Shares in DCC rose by over 6% yesterday on the back of the Dublin-based international support services group signing the second largest takeover deal in its history.
DCC has further expanded its energy division by agreeing to buy Esso’s retail petrol station network in Norway for £235m (€273m), adding to similar deals DCC has done with Esso in France and Shell in Denmark.
A first year return on invested capital of 15% is expected from the Norway deal, which gives DCC ownership of 142 petrol stations in Norway.
On a group level, DCC yesterday said that it expects operating profit and earnings per share to be significantly ahead for the year to the end of March.
A third quarter trading update covering the three months to the end of December yesterday said group profit was strongly ahead for the year.
The DCC Energy and DCC Technology divisions saw strong annualised profit growth, with the DCC Healthcare arm showing a good organic performance.
While DCC’s share price was up yesterday and has risen around 12% in the past month, Davy Stockbrokers still sees room for growth.

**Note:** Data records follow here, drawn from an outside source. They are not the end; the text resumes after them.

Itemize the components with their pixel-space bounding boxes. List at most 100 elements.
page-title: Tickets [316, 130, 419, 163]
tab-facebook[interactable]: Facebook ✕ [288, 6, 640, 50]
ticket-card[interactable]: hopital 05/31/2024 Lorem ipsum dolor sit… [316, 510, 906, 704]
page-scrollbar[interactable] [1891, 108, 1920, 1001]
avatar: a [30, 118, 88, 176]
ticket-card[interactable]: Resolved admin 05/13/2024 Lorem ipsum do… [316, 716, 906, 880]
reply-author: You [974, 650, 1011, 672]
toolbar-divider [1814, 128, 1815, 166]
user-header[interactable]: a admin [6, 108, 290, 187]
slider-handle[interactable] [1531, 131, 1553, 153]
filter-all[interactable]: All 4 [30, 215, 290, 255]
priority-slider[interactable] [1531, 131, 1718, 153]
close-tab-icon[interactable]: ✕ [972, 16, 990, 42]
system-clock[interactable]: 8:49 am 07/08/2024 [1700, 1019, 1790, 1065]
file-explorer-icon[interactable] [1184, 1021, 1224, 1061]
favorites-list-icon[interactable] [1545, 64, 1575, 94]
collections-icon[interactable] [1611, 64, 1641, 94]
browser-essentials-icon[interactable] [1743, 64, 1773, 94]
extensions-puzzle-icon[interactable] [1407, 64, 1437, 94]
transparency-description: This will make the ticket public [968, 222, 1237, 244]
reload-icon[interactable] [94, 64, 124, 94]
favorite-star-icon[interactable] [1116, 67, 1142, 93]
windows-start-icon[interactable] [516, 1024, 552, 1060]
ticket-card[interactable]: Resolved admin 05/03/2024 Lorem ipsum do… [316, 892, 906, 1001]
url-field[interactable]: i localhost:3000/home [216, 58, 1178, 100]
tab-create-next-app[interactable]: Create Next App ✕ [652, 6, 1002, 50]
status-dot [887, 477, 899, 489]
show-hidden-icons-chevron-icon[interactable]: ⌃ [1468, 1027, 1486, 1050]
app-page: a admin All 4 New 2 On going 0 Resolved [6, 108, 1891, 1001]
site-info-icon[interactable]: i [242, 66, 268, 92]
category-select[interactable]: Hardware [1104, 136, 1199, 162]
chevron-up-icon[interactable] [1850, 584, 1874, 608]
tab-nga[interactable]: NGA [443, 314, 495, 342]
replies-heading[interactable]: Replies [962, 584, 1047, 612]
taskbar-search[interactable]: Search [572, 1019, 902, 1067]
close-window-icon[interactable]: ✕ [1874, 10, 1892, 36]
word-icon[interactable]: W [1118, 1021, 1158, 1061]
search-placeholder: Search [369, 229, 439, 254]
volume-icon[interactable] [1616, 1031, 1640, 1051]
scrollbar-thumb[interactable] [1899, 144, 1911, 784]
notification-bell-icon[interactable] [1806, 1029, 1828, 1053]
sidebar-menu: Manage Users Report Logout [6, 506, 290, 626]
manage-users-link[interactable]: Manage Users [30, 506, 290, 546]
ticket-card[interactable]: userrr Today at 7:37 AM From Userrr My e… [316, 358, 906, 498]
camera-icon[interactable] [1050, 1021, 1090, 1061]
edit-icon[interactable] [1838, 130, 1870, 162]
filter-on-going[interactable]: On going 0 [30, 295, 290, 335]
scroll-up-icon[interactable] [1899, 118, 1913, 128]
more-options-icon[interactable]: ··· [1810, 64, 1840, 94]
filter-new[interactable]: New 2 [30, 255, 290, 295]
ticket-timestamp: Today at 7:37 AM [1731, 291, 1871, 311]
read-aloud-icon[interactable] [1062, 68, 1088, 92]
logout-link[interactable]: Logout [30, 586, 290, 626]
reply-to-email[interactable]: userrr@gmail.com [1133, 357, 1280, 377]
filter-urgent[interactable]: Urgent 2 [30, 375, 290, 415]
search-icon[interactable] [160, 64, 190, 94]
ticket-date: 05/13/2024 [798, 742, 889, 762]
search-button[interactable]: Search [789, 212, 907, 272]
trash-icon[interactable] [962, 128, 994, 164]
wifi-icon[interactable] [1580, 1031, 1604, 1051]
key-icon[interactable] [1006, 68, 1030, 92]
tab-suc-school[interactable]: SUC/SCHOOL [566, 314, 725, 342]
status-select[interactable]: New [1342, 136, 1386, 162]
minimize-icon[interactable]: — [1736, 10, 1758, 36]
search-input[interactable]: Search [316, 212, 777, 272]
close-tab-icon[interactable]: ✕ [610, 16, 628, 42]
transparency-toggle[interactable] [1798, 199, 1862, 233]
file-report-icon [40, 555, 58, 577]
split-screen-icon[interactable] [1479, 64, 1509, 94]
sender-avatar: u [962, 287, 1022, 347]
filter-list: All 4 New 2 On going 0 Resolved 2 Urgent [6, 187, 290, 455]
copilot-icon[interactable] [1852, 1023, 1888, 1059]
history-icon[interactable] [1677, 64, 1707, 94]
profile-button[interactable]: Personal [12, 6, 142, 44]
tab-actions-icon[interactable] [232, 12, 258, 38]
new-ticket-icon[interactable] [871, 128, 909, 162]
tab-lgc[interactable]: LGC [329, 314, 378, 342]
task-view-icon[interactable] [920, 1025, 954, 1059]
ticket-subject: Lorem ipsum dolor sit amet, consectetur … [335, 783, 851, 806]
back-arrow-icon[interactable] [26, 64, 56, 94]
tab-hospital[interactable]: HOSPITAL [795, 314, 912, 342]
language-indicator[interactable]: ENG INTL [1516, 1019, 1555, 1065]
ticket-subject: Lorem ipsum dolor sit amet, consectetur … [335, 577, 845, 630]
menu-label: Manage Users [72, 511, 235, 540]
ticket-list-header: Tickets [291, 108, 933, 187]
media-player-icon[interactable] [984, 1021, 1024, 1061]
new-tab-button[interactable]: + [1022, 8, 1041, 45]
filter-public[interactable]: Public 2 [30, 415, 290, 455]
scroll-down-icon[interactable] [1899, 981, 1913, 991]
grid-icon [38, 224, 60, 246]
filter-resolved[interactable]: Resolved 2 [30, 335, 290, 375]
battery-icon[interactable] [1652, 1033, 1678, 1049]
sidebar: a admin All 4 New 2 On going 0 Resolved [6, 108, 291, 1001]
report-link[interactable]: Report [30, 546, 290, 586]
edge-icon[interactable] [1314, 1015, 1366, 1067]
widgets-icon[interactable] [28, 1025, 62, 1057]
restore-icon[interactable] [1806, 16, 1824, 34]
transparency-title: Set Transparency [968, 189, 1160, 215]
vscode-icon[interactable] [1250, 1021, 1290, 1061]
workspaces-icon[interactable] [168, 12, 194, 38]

DCC is trading at around £68 in London, but Davy said it could rise by a further 18% this year; raising its target price from £75 to £80 in a research note yesterday.
Davy also suggested DCC could make more similar acquisitions to the Norway deal.
“The announcement supports our view that DCC Energy is positioned as a preferred acquirer of retail assets from the oil majors in Europe, and we think there is potentially plenty more to come,” Davy’s transport and logistics analysis team said in the note.